Others, including Tarrant County’s executive officer Glen Whitley, are questioning if Newtown’s order is even legal. But the Texas attorney general’s office shot down that concern, saying Colleyville could reopen at its own pace. “Gov. Greg Abbott, an advocate of small government, refused to intervene,” the L.A. Times notes.
“Most of the businesses in Colleyville are small, locally owned,” said Newton. “It’s the smaller guys that are really getting killed. As long as the data supports it, we want to give them the opportunity.”
“The mayor released instructions with his order that businesses that reopen could only serve customers by appointment, one person per 200 square feet excluding employees,” the L.A. Times reports. “Gyms can host private classes of up to 10 people at a time. Restaurants can offer dine-in service if they have a patio or construct one, with distance between tables.”

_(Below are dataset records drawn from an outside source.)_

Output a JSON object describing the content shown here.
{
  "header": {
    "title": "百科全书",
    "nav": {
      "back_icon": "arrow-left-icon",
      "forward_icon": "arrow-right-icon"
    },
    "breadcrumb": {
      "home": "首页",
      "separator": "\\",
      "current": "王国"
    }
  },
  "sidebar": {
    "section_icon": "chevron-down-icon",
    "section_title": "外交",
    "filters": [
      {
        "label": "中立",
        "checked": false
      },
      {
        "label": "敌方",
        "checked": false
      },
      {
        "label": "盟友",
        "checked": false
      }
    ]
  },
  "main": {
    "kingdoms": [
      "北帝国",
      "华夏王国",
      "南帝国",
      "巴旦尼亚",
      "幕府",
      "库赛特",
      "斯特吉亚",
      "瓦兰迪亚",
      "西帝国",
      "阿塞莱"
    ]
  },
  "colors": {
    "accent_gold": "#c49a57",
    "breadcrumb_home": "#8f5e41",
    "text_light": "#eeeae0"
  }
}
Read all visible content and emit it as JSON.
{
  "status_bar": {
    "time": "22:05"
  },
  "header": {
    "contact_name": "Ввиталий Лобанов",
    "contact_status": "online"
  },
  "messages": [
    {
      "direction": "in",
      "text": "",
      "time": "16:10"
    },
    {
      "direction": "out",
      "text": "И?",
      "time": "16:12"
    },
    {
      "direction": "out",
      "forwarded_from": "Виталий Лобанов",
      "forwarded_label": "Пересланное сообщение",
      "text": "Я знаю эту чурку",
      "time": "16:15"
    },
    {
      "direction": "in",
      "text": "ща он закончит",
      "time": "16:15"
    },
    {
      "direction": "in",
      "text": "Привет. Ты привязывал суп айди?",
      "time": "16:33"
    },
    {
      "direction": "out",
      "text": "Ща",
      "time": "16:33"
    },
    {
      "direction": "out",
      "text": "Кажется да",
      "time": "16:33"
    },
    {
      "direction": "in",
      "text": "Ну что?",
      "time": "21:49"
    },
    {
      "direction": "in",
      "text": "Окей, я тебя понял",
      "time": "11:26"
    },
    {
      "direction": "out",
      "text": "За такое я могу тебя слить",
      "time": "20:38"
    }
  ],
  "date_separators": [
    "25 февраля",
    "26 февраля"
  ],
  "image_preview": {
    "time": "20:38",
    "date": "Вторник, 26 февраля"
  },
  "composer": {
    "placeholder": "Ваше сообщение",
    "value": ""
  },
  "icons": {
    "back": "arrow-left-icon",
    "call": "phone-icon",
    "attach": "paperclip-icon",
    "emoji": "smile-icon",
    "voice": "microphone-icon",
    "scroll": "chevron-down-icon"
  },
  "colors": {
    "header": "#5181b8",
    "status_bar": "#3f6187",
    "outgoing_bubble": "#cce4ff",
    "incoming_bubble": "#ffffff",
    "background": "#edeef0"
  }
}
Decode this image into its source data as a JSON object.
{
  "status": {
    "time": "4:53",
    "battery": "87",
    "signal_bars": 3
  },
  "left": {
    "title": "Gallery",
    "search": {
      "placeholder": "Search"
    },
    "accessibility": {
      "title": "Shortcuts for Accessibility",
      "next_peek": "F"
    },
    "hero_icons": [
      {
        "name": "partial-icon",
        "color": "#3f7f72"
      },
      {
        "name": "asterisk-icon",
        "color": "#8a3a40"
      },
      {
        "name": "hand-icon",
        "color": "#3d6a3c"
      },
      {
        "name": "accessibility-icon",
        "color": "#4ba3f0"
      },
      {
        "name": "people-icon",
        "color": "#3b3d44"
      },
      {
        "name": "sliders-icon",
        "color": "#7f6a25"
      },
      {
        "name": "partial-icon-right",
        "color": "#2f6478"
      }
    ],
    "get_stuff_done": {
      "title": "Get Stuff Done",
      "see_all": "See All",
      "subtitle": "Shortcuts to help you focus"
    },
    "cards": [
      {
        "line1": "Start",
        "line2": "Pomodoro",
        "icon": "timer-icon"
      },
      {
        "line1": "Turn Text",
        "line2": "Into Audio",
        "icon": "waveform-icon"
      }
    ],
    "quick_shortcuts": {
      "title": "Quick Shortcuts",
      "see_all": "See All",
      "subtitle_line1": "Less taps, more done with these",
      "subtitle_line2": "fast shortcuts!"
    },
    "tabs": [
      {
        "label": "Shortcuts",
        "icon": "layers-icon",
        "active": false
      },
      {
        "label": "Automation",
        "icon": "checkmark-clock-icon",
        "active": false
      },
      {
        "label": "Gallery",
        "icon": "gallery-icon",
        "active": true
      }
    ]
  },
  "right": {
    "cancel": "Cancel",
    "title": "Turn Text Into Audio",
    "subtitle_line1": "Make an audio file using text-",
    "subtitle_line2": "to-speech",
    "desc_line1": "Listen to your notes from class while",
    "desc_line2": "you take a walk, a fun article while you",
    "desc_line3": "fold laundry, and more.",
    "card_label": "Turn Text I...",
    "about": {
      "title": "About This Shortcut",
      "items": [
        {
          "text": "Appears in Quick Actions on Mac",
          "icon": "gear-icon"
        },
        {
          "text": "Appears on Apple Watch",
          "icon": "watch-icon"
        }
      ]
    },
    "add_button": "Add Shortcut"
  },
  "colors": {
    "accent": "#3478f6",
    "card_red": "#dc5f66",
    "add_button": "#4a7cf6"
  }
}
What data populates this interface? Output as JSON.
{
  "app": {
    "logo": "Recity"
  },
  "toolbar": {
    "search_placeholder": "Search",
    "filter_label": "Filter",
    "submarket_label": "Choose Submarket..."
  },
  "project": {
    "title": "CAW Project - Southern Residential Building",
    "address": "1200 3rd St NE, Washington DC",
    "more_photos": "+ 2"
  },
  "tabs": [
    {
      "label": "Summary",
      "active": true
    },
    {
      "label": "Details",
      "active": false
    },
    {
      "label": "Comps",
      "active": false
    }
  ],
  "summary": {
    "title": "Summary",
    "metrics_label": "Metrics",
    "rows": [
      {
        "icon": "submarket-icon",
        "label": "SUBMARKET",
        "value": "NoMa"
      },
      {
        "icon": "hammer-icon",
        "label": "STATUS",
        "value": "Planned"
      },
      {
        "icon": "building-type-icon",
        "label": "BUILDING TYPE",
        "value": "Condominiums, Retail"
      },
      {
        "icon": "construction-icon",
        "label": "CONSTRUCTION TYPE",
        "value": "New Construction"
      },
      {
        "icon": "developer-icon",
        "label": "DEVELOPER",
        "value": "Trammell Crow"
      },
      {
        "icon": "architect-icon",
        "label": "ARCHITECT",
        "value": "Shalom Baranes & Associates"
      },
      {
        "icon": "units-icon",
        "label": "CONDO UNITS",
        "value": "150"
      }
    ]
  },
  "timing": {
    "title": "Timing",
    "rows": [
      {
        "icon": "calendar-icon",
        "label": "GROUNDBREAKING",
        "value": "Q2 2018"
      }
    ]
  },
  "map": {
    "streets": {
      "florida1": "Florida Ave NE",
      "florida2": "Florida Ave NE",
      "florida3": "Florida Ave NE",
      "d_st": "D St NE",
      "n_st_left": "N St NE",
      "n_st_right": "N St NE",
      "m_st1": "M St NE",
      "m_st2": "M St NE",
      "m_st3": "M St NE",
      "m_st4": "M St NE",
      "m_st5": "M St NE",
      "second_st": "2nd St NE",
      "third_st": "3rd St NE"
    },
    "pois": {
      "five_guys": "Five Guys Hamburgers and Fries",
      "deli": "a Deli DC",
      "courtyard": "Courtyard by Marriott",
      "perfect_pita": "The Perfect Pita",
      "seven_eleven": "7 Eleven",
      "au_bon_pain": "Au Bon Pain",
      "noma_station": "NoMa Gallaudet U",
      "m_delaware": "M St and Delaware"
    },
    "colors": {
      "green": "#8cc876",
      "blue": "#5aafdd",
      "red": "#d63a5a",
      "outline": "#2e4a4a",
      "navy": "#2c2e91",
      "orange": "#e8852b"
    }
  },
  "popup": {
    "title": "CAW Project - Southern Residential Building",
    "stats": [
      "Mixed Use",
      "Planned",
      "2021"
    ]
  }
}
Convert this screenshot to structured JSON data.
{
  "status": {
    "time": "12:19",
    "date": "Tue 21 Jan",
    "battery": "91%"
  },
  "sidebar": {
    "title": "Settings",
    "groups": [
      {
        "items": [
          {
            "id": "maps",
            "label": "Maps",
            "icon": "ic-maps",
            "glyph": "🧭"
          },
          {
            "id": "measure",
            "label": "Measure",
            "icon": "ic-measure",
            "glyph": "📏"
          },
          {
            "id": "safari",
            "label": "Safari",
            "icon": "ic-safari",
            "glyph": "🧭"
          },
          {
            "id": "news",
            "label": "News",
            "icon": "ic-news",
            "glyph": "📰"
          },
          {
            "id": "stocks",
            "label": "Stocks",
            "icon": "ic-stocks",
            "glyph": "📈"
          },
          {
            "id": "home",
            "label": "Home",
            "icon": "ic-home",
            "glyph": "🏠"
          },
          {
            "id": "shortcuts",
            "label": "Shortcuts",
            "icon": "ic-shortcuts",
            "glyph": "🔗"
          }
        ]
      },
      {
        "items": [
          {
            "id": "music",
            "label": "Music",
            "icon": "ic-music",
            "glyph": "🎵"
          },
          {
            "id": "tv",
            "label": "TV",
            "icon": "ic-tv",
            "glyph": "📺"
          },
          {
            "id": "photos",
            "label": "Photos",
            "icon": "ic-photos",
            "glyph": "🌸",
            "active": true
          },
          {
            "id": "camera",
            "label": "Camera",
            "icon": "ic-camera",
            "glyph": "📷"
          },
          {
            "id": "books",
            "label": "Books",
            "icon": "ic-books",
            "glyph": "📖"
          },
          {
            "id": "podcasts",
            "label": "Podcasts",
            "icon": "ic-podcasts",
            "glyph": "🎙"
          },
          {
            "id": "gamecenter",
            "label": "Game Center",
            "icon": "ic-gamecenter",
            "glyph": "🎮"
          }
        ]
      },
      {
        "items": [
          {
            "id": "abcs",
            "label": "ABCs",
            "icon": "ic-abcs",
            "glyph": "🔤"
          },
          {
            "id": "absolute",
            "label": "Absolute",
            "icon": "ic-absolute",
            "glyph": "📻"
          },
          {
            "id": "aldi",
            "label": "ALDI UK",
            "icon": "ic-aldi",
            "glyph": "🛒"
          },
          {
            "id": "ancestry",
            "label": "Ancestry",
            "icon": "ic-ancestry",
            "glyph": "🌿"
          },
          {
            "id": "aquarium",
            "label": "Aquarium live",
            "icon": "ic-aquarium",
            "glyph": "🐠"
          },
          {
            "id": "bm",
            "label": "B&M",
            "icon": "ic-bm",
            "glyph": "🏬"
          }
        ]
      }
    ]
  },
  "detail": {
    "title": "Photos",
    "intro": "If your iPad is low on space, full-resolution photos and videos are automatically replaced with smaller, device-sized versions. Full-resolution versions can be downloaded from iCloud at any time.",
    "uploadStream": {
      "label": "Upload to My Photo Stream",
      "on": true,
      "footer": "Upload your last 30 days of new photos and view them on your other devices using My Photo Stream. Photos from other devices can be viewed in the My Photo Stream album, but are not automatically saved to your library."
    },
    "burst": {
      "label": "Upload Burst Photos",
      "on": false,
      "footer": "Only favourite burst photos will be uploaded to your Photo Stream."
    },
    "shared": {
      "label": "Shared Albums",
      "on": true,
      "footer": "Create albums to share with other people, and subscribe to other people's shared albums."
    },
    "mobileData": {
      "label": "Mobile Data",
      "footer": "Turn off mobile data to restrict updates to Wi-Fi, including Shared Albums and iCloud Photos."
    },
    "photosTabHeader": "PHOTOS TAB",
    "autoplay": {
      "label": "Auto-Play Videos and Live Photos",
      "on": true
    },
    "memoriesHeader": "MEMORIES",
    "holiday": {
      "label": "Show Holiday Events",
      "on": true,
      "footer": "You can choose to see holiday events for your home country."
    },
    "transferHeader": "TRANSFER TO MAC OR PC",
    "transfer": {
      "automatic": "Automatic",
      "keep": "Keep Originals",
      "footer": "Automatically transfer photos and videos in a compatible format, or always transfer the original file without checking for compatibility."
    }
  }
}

Newton says he issued the proclamation after city leaders examined the Centers for Disease Control and Prevention’s models and found that the area had reached its peak infections and only half of the local hospital beds were occupied. The city is following the CDC’s recommendation, he said.
“Tarrant County, with a population of about 2 million, has reported 1,333 infections and 42 deaths, although less than 0.5% of the population has been tested for the virus,” the L.A. Times reports.
As reported by the Dallas Morning News, Gov. Abbott announced last week the formation of a “Strike Force to Open Texas,” made up of “a team of nationally recognized medical experts as well as private and public leaders,” and released dates in which parks and some businesses and organizations would be allowed to reopen in the state:
  • On Monday, state parks will again open their gates, though visitors will have to wear masks or face coverings and keep at least six feet away from other visitors who aren’t members of their families.
  • Starting Wednesday, in a bow to doctors and hospitals, restrictions on elective procedures and surgeries will be loosened. He cited biopsies for cancer as one example.
  • Starting April 24, retailers who previously were considered nonessential may begin providing pickup service or home delivery for customers[.]
“We have shown that Texas can continue our efforts to contain COVID-19 while also adopting safe standards that will allow us to begin the process of reopening Texas,” Abbott said in a statement Friday. The gradual reopening, he stressed, will be “guided by data and by doctors.”